3 Kommentare zu „Wann haben Sie das letzte Mal zum ersten Mal etwas neu gedacht?“

  1. Angela Wäffler-Boveland

    Der Gedanke gefällt mir: wann habe ich zuletzt neu gedacht? Und ich komme ins grübeln: seit Jahren die gleiche Frisur, der geliche Kleiderstil (nur die Grössen ändern sich), weitgehend der selbe Freud*innen-Kreis und vieles, was ich in (kirchlhichen) Organen lese oder höre langweilt mich tatsächlich… doch die Gedanken?
    Am letzten Montag staunte ich in einem online-Kurs, wie leichtfüssig die Teilnehmenden zu Erkenntnissen kamen, für die ich Jahre gebraucht hatte. Zwei Tage später nahm ich überrascht zur Kenntnis, dass eine Kursgruppe im Zusammenhang mit der Coronakrise vor allem in Sorge um die psychische Gesundheit der einzelnen wie der Gesellschaft war: wie können wir einer „Kultur des Verdachtes“ entgegenwirken?
    Am Donnerstag wurde das Gebet der Judit (Judit 9) als „Gott den Schmu geben“ gedeutet – auf die Idee wäre ich selbst nie gekommen: sie formuliert, was Gott hören will, damit er tut, was sie von ihm erwartet. Der Gedanke lässt mich nicht los.
    Am Samstag beeindruckt mich die präzise Sprache und das Reflexionsvermögen einer weiteren Online-Kursgruppe: es gelingt ihnen in kurzer Zeit, aus eigenen formulierten Glaubenssätzen einen Konsens zu entwickeln.
    Gestern dann eine Bekannte, die mir eine (theologische) Frage stellt, die mich den ganzen Abend beschäftigt, herausfordert, beseelt –
    beruht dies alles auf Zuhören? Vielleicht. Auf Neugier? Wahrscheinlich. Auf der Erfahrung, dass mein Denken noch längst nicht an einem Ende angekommen ist? Sicher.

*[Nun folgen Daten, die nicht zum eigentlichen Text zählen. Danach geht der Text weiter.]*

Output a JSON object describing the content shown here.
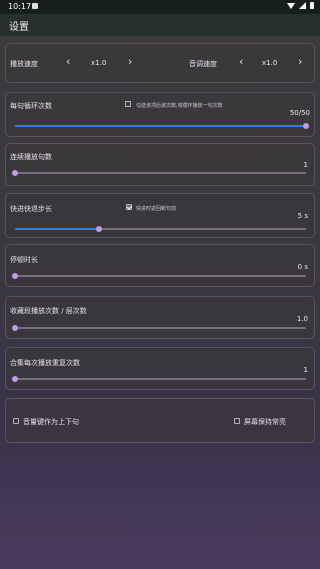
{
  "status": {
    "time": "10:17"
  },
  "app": {
    "title": "设置"
  },
  "speeds": {
    "playback": {
      "label": "播放速度",
      "value": "x1.0"
    },
    "pitch": {
      "label": "音调速度",
      "value": "x1.0"
    }
  },
  "loop": {
    "label": "每句循环次数",
    "checkbox_label": "勾选该项后该次数,将循环播放一句次数",
    "checkbox_checked": false,
    "value_text": "50/50",
    "fraction": 1.0
  },
  "continuous": {
    "label": "连续播放句数",
    "value_text": "1",
    "fraction": 0.0
  },
  "step": {
    "label": "快进快退步长",
    "checkbox_label": "快进时返回断句前",
    "checkbox_checked": true,
    "value_text": "5 s",
    "fraction": 0.29
  },
  "pause": {
    "label": "停顿时长",
    "value_text": "0 s",
    "fraction": 0.0
  },
  "favorites": {
    "label": "收藏段播放次数 / 层次数",
    "value_text": "1.0",
    "fraction": 0.0
  },
  "collection": {
    "label": "合集每次播放重复次数",
    "value_text": "1",
    "fraction": 0.0
  },
  "options": {
    "volume_keys": {
      "label": "音量键作为上下句",
      "checked": false
    },
    "keep_screen": {
      "label": "屏幕保持常亮",
      "checked": false
    }
  },
  "colors": {
    "accent": "#3d7bd1",
    "thumb": "#c39be6"
  }
}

  2. Hans Ulrich Jäger-Werth

    Bei der Auflösung der Zweiwohnung kam mir eine Aufnahme eines Vortrags in die Hände, den ich vor etwa 40 Jahren im Alter von etwas mehr als 40 gehalten habe. Ich erschrack. Seither habe ich kaum neue Gedanken gehabt, sondern nur weiter entwickelt, angepasst, modifiziert. Aber ist das nicht bei den meisten ähnlich?

    1. Bei mir ist es eher umgekehrt gewesen, mein ganzes Leben lang hinterfrage ich meine Gedanken und Entscheidungen. Es ist sehr anstrengend Tag für Tag über sein Denken das über das Wissen gesteuert wird nachzudenken. Aber das gehört zu unserem Leben dazu, sich jeden Tag selbst zu hinterfragen ob ich Fehler gemacht habe oder nicht. Wichtig ist einmal getroffene Entscheidungen mit neuem Wissen auch neu zu bewerten und seine Meinung oder Ansichten zu ändern. Das Leben besteht aus ständigem wandel und das ist gut so.